Panic seems to be the keyword of the day for investors. As an example, CNN’s Fear and Greed index just hit 5, its all-time Fear extreme. The worst time to panic is after other people have already panicked. People who panic tend to do dumb things. “I want out. Sell everything.” To follow that herd behavior is even dumber.
It’s remarkable how little has really changed versus how much stock prices have been impacted. Basically, the economic numbers have mostly gone from great to good, and it’s surprising how much chaos that has caused. It may be that for years algorithm-driven momentum investing has been a driving force in the market, but in the fourth quarter there has been no clear momentum for the algorithm investors to follow. While there are real problems out there, they may take years to come about. The market started 2018 with very optimistic assumptions and is ending on pretty pessimistic assumptions. Could that pessimism at least create some opportunity?
All stocks are not the same – even though that is an underlying, unspoken assumption of passive funds. Because we have a market of individual stocks, it’s better to have a process to proactively get ahead of potential problems. You’re still going to have problems. Because stocks are risk assets people will panic, do dumb things, and potentially affect your stocks, but you’ll be in good shape over time if you have a process that manages risk. By worrying about risk in advance you “panic” early. Then you can view the later market panic as a potential opportunity.
I’d focus on where opportunities may be. A lot of the panic right now seems to be concerns that some growth stocks got way too expensive and also that credit markets are seeing a lot of stress.
I don’t really see much opportunity in growth stocks. Yes, they’re now a bit cheaper than they were, and could bounce, but I’d use any bounce as an opportunity to sell them. The whole idea of growth at any price is largely a product of cheap and easy financing. Easy financing has now left the building, though the momentum investors were a bit slow to notice it. And holding growth stocks into what is looking like an economic slowdown is generally a bad idea.
The growing credit stress is interesting. When people panic, a lot of babies get thrown out with the bathwater. For instance, it’s not that hard to find BBB rated companies (the lowest rating for investment grade corporate bonds) where people are selling the stock fast and hard, but their actual bonds are showing no sign of stress at all, at least they haven’t been going down in this time of stock market panic. Generally, if bonds and stocks disagree with the creditworthiness of companies, go with the debt. I don’t mean to underplay the problems – there are serious problems out there. But there are also opportunities. Again, it is a market of individual stocks.
What about those losers in your portfolio that keep going down? The easy time to sell is long gone, so now you need to make some tough decisions. First, how much do you believe in the company’s business? Is it the baby or the bathwater? If it’s a baby, consider adding to it.
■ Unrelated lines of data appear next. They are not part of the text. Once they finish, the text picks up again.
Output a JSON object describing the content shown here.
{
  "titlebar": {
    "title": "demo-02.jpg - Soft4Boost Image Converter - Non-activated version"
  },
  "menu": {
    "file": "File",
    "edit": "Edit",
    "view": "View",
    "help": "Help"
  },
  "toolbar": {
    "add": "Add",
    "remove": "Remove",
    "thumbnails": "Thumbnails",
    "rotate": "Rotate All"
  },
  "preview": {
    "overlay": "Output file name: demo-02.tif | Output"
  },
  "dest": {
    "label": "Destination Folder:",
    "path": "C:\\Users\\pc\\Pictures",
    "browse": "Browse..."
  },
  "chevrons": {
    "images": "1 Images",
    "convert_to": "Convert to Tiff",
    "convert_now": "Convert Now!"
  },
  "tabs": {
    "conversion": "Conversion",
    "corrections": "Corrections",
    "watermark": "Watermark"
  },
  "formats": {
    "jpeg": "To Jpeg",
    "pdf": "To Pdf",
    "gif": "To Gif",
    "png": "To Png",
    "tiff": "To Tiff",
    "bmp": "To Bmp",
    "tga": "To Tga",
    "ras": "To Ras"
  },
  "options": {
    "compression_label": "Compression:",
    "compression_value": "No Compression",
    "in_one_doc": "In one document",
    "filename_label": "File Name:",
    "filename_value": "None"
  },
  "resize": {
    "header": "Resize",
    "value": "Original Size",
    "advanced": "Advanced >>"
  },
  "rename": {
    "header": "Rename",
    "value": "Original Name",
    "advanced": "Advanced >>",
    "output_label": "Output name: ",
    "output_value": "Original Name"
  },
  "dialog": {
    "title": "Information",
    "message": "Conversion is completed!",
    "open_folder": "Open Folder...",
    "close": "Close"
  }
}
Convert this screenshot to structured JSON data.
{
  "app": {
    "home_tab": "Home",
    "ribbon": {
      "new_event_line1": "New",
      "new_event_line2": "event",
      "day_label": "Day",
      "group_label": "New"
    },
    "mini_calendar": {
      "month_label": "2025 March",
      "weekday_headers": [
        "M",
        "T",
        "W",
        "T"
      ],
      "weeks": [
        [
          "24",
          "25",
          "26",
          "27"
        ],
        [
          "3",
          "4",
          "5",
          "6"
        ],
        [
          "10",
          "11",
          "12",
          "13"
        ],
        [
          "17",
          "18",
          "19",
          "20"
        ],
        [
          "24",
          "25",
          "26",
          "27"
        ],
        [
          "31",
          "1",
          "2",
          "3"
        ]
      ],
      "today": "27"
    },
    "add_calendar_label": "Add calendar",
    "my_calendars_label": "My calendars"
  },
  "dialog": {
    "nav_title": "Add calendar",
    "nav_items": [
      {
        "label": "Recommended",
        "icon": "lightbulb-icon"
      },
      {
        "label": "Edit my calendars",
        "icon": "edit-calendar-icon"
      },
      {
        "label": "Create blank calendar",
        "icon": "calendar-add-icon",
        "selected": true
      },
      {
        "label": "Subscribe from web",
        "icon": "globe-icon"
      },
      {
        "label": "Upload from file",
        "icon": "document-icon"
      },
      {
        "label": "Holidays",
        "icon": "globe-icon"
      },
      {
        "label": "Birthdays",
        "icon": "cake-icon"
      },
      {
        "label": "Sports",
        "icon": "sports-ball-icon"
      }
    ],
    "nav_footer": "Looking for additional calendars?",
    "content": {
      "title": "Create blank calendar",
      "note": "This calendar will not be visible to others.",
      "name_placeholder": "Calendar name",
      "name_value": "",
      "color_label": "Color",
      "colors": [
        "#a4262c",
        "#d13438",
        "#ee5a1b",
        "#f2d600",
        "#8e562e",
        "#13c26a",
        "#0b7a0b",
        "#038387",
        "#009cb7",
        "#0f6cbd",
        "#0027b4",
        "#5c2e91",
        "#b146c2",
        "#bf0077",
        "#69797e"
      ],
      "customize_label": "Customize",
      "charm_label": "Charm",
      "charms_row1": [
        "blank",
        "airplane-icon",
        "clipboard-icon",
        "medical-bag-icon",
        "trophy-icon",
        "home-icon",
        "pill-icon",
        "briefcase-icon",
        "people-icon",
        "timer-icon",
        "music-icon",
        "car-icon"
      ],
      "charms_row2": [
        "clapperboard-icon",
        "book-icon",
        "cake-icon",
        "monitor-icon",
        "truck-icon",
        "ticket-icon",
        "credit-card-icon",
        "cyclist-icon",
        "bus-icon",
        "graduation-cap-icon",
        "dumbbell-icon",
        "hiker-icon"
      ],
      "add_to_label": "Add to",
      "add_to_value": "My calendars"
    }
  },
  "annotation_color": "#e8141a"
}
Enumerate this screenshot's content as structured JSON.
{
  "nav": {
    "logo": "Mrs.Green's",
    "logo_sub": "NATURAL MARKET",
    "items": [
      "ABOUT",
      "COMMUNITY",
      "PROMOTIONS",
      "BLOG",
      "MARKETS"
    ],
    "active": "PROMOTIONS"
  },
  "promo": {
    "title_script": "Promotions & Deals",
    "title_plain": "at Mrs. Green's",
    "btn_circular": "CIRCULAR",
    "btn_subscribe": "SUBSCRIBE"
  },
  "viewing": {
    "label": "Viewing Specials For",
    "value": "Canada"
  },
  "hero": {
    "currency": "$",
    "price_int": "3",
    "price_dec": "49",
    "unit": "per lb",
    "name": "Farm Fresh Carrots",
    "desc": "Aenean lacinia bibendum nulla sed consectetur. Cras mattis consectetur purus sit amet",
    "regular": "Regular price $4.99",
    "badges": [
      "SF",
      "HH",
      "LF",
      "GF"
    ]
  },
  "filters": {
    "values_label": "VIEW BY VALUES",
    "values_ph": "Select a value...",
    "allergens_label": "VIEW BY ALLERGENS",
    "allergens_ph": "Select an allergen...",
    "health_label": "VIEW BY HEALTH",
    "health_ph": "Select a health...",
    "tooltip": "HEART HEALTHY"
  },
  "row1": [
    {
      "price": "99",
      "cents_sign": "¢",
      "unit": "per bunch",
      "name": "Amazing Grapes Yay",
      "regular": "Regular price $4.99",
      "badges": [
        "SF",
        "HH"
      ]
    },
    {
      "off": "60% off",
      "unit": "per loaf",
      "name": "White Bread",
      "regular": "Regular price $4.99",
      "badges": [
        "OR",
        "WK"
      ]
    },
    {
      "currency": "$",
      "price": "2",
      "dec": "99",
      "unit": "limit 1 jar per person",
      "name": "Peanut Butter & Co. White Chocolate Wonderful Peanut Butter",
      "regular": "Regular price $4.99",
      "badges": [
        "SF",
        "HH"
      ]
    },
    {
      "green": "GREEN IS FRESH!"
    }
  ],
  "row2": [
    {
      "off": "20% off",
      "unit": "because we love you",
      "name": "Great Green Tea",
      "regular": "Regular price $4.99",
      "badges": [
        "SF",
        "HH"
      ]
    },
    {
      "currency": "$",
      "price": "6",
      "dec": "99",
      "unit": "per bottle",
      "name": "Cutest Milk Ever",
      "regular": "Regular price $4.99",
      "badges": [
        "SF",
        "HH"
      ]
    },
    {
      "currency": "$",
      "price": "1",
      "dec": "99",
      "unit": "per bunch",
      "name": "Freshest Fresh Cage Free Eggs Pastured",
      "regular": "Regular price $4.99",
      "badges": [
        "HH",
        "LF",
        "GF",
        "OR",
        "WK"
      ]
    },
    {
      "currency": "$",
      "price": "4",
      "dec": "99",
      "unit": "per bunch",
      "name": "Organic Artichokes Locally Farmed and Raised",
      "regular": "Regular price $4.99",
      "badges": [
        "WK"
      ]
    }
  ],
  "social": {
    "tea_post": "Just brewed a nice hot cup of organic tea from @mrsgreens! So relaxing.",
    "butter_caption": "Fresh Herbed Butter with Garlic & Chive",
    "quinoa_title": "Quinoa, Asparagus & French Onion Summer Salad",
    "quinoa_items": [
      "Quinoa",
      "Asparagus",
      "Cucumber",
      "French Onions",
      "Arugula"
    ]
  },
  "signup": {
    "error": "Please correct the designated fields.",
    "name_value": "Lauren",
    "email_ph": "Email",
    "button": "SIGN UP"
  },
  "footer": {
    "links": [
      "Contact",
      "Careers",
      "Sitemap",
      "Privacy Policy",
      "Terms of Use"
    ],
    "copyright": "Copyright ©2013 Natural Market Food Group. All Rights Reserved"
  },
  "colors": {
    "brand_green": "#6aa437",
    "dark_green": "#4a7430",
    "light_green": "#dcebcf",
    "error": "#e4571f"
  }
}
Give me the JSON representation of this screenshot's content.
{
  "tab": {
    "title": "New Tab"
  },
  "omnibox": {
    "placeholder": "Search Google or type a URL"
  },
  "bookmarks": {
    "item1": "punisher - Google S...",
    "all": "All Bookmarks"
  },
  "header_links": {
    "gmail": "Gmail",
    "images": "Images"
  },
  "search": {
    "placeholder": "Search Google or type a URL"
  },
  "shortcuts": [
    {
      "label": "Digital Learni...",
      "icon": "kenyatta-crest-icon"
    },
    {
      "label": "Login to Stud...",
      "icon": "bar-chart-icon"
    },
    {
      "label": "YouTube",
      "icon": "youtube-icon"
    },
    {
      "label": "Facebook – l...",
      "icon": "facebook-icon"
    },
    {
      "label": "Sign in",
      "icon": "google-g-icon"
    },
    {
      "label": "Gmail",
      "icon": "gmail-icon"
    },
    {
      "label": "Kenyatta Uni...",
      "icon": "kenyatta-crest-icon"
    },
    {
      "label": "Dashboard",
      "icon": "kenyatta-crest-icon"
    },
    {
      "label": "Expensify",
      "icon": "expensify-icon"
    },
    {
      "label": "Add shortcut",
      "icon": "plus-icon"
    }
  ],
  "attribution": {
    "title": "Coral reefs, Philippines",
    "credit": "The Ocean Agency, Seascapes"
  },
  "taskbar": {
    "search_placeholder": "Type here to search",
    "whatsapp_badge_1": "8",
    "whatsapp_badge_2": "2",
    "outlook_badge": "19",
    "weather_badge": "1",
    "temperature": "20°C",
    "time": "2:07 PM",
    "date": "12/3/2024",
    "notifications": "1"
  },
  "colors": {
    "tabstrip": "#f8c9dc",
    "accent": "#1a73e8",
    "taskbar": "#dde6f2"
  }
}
If it’s bathwater (and be honest – it’s easy to get things wrong in this sort of market), figure out a plan to get rid of it. Maybe you do want to just lose it now, but historically, selling heavily oversold stocks in a time of panic is a great way to be a horrible investor. It’s usually better to wait for a better opportunity, though I admit with this brave new world of high frequency trading, that path is a bit more scary than it used to be.
Perhaps the most reasonable thing to do is to compromise. Be incremental. Sell a bit now or after a small bounce, then wait and see if better opportunities come. When they come, take advantage and sell some more.
At year-end, it’s easy to imagine a lot of chaos, but I think that chaos works both ways. People are unloading stocks willy-nilly, either because they’re liquidating or they just want to look like they own the ‘right’ stocks for their year-end reports. That’s creating a lot of downward pressure, but it can also be like pushing a ball under water. Things like oversold and overbought are by their nature mean reverting, as is volatility. It may take no more than a turn of the calendar to change perspectives, and there could also be positive occurrences. For example, pension plans are likely to be fairly large, mechanical buyers as they re-weight their asset allocation. Sometimes all it takes after a period of extreme selling is for the selling to just take a little break.
How bad can things get? This reminds me very much of 2000. Things were pretty bad for the favored sectors that had been soaring in previous years, but for the unloved sectors there were opportunities. People have a strong tendency to assume that whatever happened lately will continue indefinitely. Do you really think stocks will keep losing 15% a quarter? Even more important, even if they do, when the stock market starts giving you the opportunity to buy solid companies with 5% yields and single-digit P/Es, you’re probably going to be hard pressed to get in too much trouble in the long term. That’s another thing that reminds me about 2000 – I thought I’d never see deals like that again, at least not for a very long time. We did fairly well with those opportunities last time; I’d like to think we can do it again here.